In Beaubourg, the small papers of the great songs of Gainsbourg

“Let the little papers speak”, wrote Serge Gainsbourg in the song popularized by Régine. The opportunity is given to us to listen to what they have to say to us. Dozens of manuscripts, typescripts, newspaper articles and other curiosities – such as these book pages torn out to preserve their author’s dedications – are brought together in the Public Information Library (Bpi) of the Center Pompidou in Paris. They make up the exhibition Serge Gainsbourg, the exact word, which approaches the work of the artist from the literary side. Free and open until May 8, it allows you to reconstruct the sources of inspiration and the writing process of the man who created some 550 songs between 1954 and 1990.

“It is touching to see his relationship to paper, ink, books”, confides to 20 minutes Anatole Maggiar, co-curator of the exhibition. At the beginning of the visit, several books from the artist’s library await the curious. “There are those who marked his childhood, such as the Tales of Andersen, and a whole section of classical literature, such as Adolf of Benjamin Constant, who meant a lot to him, or Backwards of Huysmans”, continues our guide. Alongside a collection of poems by Rimbaud or the chess player by Zweig, there are more surprising works, such as said by Francis Picabia. We thus learn that he was keen on Dadaism and surrealism.

Exquisite corpses and caesuras

We (re) also discover that the reading of lolita by Vladimir Nabokov was “a real shock” for the artist.
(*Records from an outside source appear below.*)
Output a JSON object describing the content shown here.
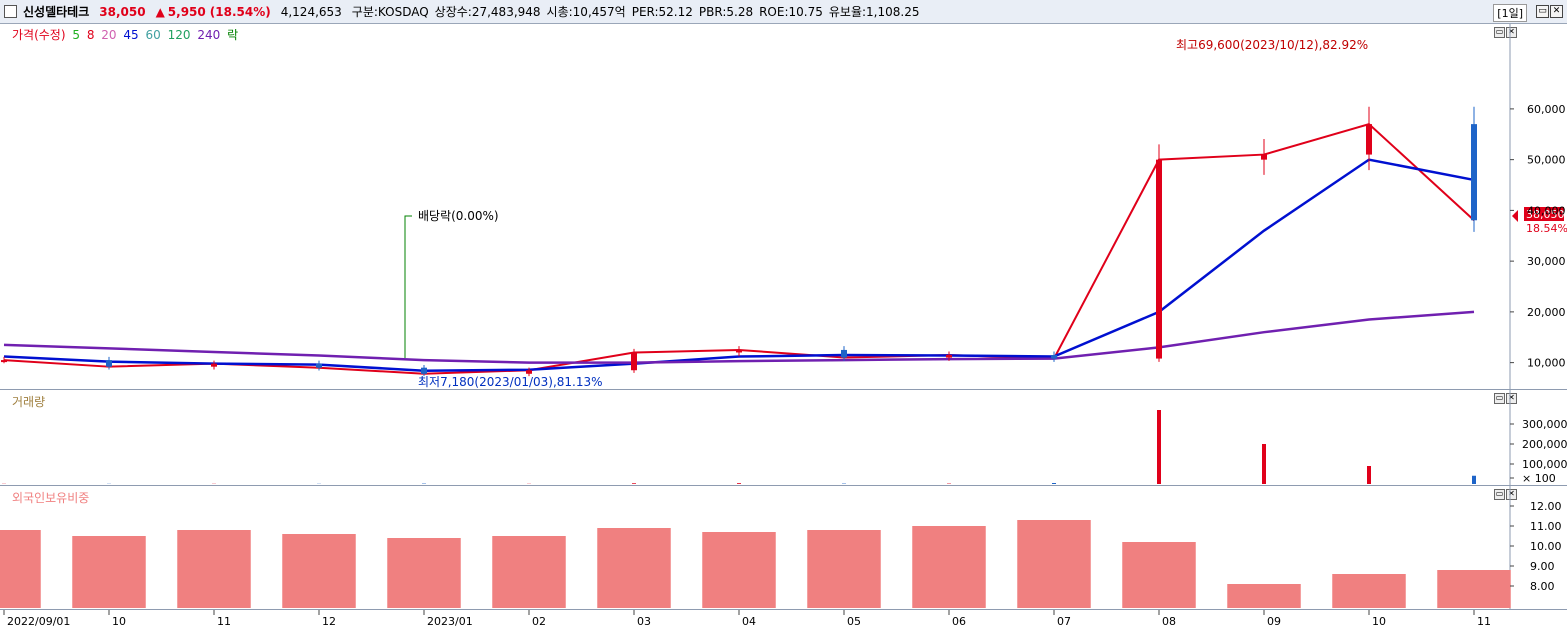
{
  "header": {
    "stock_name": "신성델타테크",
    "price": "38,050",
    "change_arrow": "▲",
    "change": "5,950",
    "change_pct": "(18.54%)",
    "volume": "4,124,653",
    "market": "구분:KOSDAQ",
    "shares": "상장수:27,483,948",
    "market_cap": "시총:10,457억",
    "per": "PER:52.12",
    "pbr": "PBR:5.28",
    "roe": "ROE:10.75",
    "reserve": "유보율:1,108.25",
    "period": "[1일]"
  },
  "price_panel": {
    "legend": {
      "label": "가격(수정)",
      "ma5": "5",
      "ma8": "8",
      "ma20": "20",
      "ma45": "45",
      "ma60": "60",
      "ma120": "120",
      "ma240": "240",
      "drop": "락"
    },
    "annotations": {
      "high": "최고69,600(2023/10/12),82.92%",
      "low": "최저7,180(2023/01/03),81.13%",
      "dividend": "배당락(0.00%)",
      "last_price": "38,050",
      "last_pct": "18.54%"
    },
    "y_ticks": [
      "60,000",
      "50,000",
      "40,000",
      "30,000",
      "20,000",
      "10,000"
    ]
  },
  "volume_panel": {
    "legend": "거래량",
    "y_ticks": [
      "300,000",
      "200,000",
      "100,000",
      "× 100"
    ]
  },
  "foreign_panel": {
    "legend": "외국인보유비중",
    "y_ticks": [
      "12.00",
      "11.00",
      "10.00",
      "9.00",
      "8.00"
    ]
  },
  "x_axis": {
    "labels": [
      "2022/09/01",
      "10",
      "11",
      "12",
      "2023/01",
      "02",
      "03",
      "04",
      "05",
      "06",
      "07",
      "08",
      "09",
      "10",
      "11"
    ]
  },
  "colors": {
    "up": "#e0001a",
    "down": "#1e64c8",
    "ma5": "#20b020",
    "ma20": "#d060b0",
    "ma45": "#0010d0",
    "ma60": "#40a0a0",
    "ma120": "#20a060",
    "ma240": "#7020b0",
    "foreign": "#f08080"
  },
  "chart_data": [
    {
      "type": "line",
      "title": "",
      "x": [
        "2022/09",
        "2022/10",
        "2022/11",
        "2022/12",
        "2023/01",
        "2023/02",
        "2023/03",
        "2023/04",
        "2023/05",
        "2023/06",
        "2023/07",
        "2023/08",
        "2023/09",
        "2023/10",
        "2023/11"
      ],
      "series": [
        {
          "name": "가격(수정)",
          "values": [
            10500,
            9200,
            9800,
            9000,
            7800,
            8500,
            12000,
            12500,
            11000,
            11500,
            10800,
            50000,
            51000,
            57000,
            38050
          ]
        },
        {
          "name": "45",
          "values": [
            11200,
            10200,
            9800,
            9600,
            8400,
            8600,
            9800,
            11200,
            11500,
            11400,
            11200,
            20000,
            36000,
            50000,
            46000
          ]
        },
        {
          "name": "240",
          "values": [
            13500,
            12800,
            12100,
            11400,
            10500,
            10000,
            10000,
            10300,
            10500,
            10700,
            10800,
            13000,
            16000,
            18500,
            20000
          ]
        }
      ],
      "ylim": [
        5000,
        72000
      ]
    },
    {
      "type": "bar",
      "title": "",
      "series": [
        {
          "name": "거래량",
          "values": [
            1000,
            1000,
            1000,
            1000,
            2000,
            1000,
            3500,
            4000,
            2000,
            2000,
            5000,
            370000,
            200000,
            90000,
            41246
          ]
        }
      ],
      "ylim": [
        0,
        400000
      ]
    },
    {
      "type": "bar",
      "title": "",
      "series": [
        {
          "name": "외국인보유비중",
          "values": [
            10.8,
            10.5,
            10.8,
            10.6,
            10.4,
            10.5,
            10.9,
            10.7,
            10.8,
            11.0,
            11.3,
            10.2,
            8.1,
            8.6,
            8.8
          ]
        }
      ],
      "ylim": [
        7,
        12.5
      ]
    }
  ]
}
He dreamed of adapting the poem from the novel into a song. “But the rights were blocked by the production of Stanley Kubrick’s film, explains Anatole Maggiar, co-curator of the exhibition. So he had to play with the paraphrases and it came up Jane B. »

The part of the course devoted to “the Gainsbourg method” is the most interesting. “With him, it’s the phoneme [la sonorité] which is the most important. He makes associations of words, this gives him a theme and this leads to a poem, says Anatole Maggiar. There is this idea of ​​collage, of the exquisite corpse, borrowed from the surrealist movement which was dear to him. He looks for the word that slaps, the complex rhyme, has fun with caesuras as in How to say goodbye to you. The lyrics of this song appear on one of the walls to make clear this process consisting of rejecting the end of a word at the beginning of the following line: “Under no pretex…/…te, I do not want/have reflex …/…are unhappy…” An unstoppable poetic license to ensure rhymes in “ex”.

“Nothing is lost for Gainsbourg, everything is recovered”

The A4 sheets, some covered in ink, others left three-quarters blank, testify to the search for rhymes between two erasures. For To the lucky childrenfor example, the artist had thought of “no sense”, “dance”, “intense”, “in advance” and “my reminiscences” which he ultimately did not retain in the final text.

These two manuscripts, one related to “Ford Mustang” (left), the other to “L’anamour” (right), reflect Serge Gainsbourg’s creative process. – Gainsbourg House

It is also amusing to look at the lists of titles that Serge Gainsbourg considered, in 1981, for the respective studio albums of Alain Chamfort and Catherine Deneuve. That of the first, finally titled love year zerocould have been called “Sleep, a chance to dream”, “Girl of straw”, “Malaise in Malaysia” or “Remember to forget me”… which became the title of the album of the second.

For the actress, Gainsbourg had also thought of “Fine lingerie, novelties”, “Chiara’s stuffed animals”, “Jolie laide”, “Alice alas” or “Jet Society” which had also been proposed to Chamfort. “Nothing is lost for Gainsbourg, everything is recovered. The material thrown on the ground is never swept away,” explains Anatole Maggiar.

Sometimes it is the collective culture that recycles. The exhibition ends by evoking Gainsburgian creations that have fallen into everyday language, such as “No Comment” or “Je t’aime… moi non plus”, which has inspired several titles of newspaper articles. As many front pages as Serge Gainsbourg had not hesitated to add to his collection of “petits papiers”.